Des manifestants du Forum international autochtone sur la biodiversité manifestent devant la salle où les négociateurs se réunissent pour discuter de l’objectif 3 lors de la COP15 à Montréal, au Canada, le 10 décembre. Les dirigeants autochtones espèrent envoyer un message clair aux gouvernements que l’intention de l’objectif 3, qui appelle à protéger 30 pour cent des habitats terrestres et marins du monde d’ici 2030, ne peut être réalisé sans respecter pleinement les droits des communautés autochtones.
Andrej Ivanov/AFP via Getty Images

Un point clé de l’ordre du jour de la COP15 est de déterminer dans quelle mesure les territoires autochtones et les terres gouvernées par les communautés locales – qui ont un lien profond avec leur terre – compteront pour les objectifs de conservation.

“Vous avez une reconnaissance mondiale d’un nouveau paradigme pour la conservation”, a déclaré O’Donnell. « C’est un partenariat entre les peuples autochtones, les donateurs, les ONG et les gouvernements. Cela me donne de l’espoir.

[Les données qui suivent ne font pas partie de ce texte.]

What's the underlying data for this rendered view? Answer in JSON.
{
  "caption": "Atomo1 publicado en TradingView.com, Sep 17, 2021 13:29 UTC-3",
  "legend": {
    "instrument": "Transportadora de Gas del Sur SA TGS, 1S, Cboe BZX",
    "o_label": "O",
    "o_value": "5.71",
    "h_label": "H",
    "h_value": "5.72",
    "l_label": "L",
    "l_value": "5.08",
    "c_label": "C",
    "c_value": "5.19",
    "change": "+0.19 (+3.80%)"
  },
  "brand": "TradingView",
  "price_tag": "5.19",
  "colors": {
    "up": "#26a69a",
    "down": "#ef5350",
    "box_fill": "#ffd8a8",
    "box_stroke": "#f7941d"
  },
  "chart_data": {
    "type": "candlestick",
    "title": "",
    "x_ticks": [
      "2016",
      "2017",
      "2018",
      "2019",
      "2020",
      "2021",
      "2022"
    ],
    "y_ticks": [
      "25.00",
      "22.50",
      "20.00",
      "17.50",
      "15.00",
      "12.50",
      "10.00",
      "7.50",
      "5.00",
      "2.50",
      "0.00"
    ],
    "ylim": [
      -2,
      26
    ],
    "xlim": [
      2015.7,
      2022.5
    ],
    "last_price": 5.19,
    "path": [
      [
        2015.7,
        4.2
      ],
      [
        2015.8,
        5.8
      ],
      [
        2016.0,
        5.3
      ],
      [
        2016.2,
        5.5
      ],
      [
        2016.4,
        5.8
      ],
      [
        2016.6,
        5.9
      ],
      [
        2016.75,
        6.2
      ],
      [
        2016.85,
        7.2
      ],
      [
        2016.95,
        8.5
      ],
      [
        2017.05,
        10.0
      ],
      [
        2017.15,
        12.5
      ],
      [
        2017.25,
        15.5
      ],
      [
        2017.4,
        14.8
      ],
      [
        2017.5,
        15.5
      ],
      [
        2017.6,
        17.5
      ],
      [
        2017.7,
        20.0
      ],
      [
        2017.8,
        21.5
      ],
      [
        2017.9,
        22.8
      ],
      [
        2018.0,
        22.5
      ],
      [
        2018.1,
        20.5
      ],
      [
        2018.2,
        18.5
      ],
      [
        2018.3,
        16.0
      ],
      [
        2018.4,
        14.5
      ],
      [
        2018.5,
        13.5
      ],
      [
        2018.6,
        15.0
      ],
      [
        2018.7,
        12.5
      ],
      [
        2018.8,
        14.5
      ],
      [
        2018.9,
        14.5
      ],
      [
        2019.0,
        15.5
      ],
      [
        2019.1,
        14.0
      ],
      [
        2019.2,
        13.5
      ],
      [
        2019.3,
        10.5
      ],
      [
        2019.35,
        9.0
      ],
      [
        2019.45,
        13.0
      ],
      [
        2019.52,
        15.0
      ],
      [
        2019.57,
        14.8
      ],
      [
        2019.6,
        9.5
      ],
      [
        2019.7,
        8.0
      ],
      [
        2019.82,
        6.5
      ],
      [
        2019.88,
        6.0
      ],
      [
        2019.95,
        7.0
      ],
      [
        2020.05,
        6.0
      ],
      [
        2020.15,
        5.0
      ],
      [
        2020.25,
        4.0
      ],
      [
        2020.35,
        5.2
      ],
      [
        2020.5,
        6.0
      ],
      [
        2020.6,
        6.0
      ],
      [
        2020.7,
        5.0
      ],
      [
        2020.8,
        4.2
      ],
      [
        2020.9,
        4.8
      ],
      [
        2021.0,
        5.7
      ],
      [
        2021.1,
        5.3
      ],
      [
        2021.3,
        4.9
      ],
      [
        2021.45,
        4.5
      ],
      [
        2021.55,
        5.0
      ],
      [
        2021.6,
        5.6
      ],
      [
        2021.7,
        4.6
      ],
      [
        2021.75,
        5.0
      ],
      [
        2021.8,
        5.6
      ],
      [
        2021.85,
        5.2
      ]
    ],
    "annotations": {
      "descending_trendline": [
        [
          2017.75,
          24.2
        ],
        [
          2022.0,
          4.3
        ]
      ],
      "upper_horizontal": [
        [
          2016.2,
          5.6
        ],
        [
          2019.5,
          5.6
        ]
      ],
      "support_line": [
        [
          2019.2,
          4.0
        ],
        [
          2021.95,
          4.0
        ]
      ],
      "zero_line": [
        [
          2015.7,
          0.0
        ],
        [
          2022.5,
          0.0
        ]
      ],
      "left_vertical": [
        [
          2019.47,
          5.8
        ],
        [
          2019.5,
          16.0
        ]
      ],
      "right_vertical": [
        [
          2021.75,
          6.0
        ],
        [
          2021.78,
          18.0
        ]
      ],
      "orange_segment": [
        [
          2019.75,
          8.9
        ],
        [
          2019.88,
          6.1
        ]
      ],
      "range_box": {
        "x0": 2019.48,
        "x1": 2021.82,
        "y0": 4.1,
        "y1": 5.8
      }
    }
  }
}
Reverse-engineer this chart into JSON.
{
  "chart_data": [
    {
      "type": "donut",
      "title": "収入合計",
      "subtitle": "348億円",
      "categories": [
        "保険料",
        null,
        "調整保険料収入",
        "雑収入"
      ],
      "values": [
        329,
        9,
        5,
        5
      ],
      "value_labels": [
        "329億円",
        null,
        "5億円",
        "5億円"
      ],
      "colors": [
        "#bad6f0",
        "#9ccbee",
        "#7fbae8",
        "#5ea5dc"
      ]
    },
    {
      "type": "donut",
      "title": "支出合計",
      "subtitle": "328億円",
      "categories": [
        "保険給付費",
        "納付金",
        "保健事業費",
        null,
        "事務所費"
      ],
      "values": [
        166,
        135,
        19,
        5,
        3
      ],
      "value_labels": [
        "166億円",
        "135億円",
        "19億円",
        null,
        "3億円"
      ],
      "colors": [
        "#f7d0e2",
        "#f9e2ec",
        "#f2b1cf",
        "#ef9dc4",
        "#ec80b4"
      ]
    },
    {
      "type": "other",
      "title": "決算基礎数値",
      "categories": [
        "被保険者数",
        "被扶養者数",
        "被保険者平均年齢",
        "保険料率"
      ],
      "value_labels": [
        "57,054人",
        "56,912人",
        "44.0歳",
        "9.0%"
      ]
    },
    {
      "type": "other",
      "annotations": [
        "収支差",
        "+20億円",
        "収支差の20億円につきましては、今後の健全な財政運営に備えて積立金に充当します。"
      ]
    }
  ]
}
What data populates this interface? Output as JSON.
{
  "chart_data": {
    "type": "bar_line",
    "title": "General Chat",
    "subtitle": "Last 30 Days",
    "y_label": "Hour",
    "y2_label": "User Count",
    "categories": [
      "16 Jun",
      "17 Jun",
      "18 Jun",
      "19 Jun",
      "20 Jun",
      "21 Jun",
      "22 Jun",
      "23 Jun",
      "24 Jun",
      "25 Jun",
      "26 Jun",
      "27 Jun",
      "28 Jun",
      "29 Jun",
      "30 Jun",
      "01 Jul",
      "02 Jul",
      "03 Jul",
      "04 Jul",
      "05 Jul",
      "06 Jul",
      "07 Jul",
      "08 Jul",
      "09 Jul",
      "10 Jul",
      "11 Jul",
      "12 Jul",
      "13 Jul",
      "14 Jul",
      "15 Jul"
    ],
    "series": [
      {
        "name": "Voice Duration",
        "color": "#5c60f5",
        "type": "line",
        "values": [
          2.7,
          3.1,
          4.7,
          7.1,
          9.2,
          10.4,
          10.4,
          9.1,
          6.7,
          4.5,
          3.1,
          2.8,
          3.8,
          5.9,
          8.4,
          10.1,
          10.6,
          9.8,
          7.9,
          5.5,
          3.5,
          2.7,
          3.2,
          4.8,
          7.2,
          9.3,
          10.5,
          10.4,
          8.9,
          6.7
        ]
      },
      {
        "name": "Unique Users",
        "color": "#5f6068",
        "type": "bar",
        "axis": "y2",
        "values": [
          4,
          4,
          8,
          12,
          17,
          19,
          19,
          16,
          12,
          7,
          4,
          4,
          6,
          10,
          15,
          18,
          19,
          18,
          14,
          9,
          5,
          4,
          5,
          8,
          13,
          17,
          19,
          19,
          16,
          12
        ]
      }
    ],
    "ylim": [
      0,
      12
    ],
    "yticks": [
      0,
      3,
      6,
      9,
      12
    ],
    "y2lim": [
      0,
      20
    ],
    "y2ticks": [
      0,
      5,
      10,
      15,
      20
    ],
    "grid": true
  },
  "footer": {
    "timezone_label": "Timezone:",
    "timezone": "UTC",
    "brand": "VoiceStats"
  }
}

Dans les prochains jours, les délégués à la COP15 devraient finaliser une stratégie de protection de la nature jusqu’en 2030. Elle comprendra probablement des éléments tels que la suppression progressive de certaines subventions qui nuisent aux écosystèmes et un objectif de conservation d’au moins 30 % des terres et des eaux du monde. S’ils s’entendent sur la stratégie, disent les experts, ce sera une raison encore plus grande d’espérer.